In testa al corteo, come al solito, Bill Gates. Il progetto SCoPEx dell’Università di Harvard, finanziato proprio dal filantropo per eccellenza, vuole sparare solfati nella stratosfera come se fossero coriandoli a Capodanno. L’obiettivo? Capire se si può bloccare il Sole “senza troppi danni collaterali”. Tranquilli: si farà solo un “piccolo test”. Come quello del pipistrello, ricordi?

La Commissione Europea intanto si dice preoccupata. Non per la follia in sé, ma perché manca una “normativa chiara”. Come dire: non importa se è una bomba climatica, basta che sia regolamentata. Così, mentre il cielo si tinge di bianco latte e i raccolti si bruciano nel silenzio dei notiziari, noi possiamo dormire sereni: è tutto sotto controllo… della scienza™.

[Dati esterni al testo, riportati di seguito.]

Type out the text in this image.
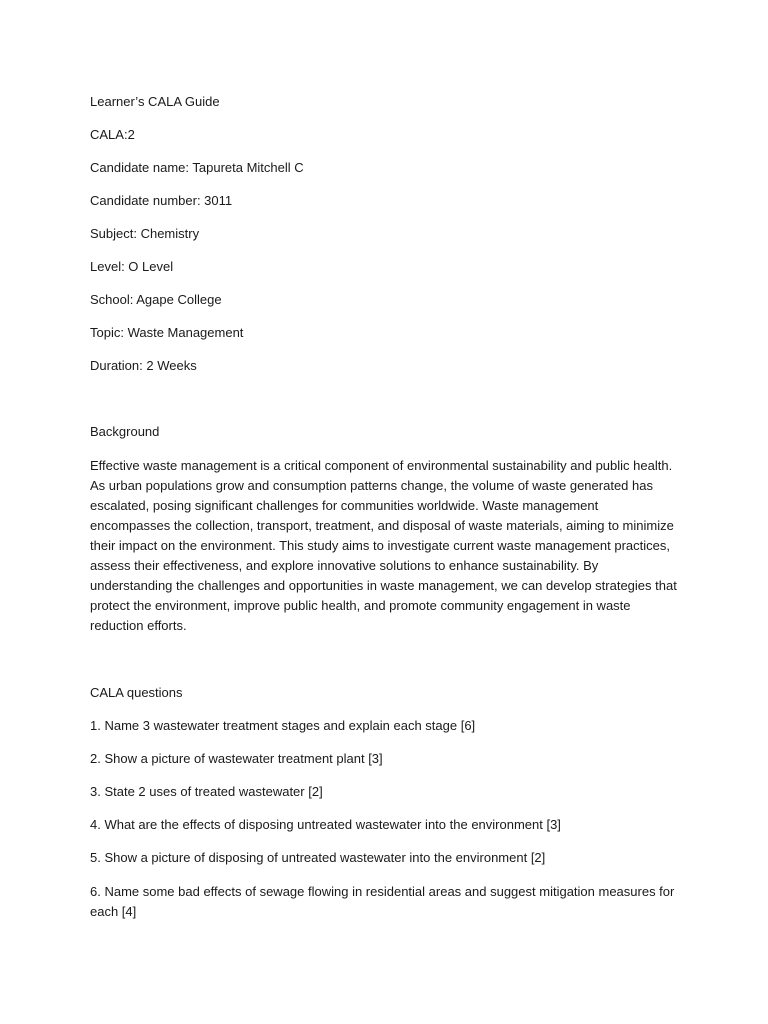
Learner’s CALA Guide
CALA:2
Candidate name: Tapureta Mitchell C
Candidate number: 3011
Subject: Chemistry
Level: O Level
School: Agape College
Topic: Waste Management
Duration: 2 Weeks
Background
Effective waste management is a critical component of environmental sustainability and public health. As urban populations grow and consumption patterns change, the volume of waste generated has escalated, posing significant challenges for communities worldwide. Waste management encompasses the collection, transport, treatment, and disposal of waste materials, aiming to minimize their impact on the environment. This study aims to investigate current waste management practices, assess their effectiveness, and explore innovative solutions to enhance sustainability. By understanding the challenges and opportunities in waste management, we can develop strategies that protect the environment, improve public health, and promote community engagement in waste reduction efforts.
CALA questions
1. Name 3 wastewater treatment stages and explain each stage [6]
2. Show a picture of wastewater treatment plant [3]
3. State 2 uses of treated wastewater [2]
4. What are the effects of disposing untreated wastewater into the environment [3]
5. Show a picture of disposing of untreated wastewater into the environment [2]
6. Name some bad effects of sewage flowing in residential areas and suggest mitigation measures for each [4]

Nel frattempo, startup come Make Sunsets testano in segreto il rilascio di zolfo in Messico, senza alcun permesso. E cosa fa la comunità internazionale? Un’alzata di spalle e un buffet a Davos per discutere della prossima “emergenza climatica”.

In conclusione: non potete permettervi un’auto a benzina, ma loro possono giocare con l’atmosfera terrestre. Il Sole ci scalda troppo? Via al piano B: spegniamolo. Il tutto, ovviamente, per il nostro bene.

Perché nulla dice “sostenibilità” come oscurare il pianeta con una nuvola chimica sponsorizzata da chi ha brevettato anche il vaccino per respirarla.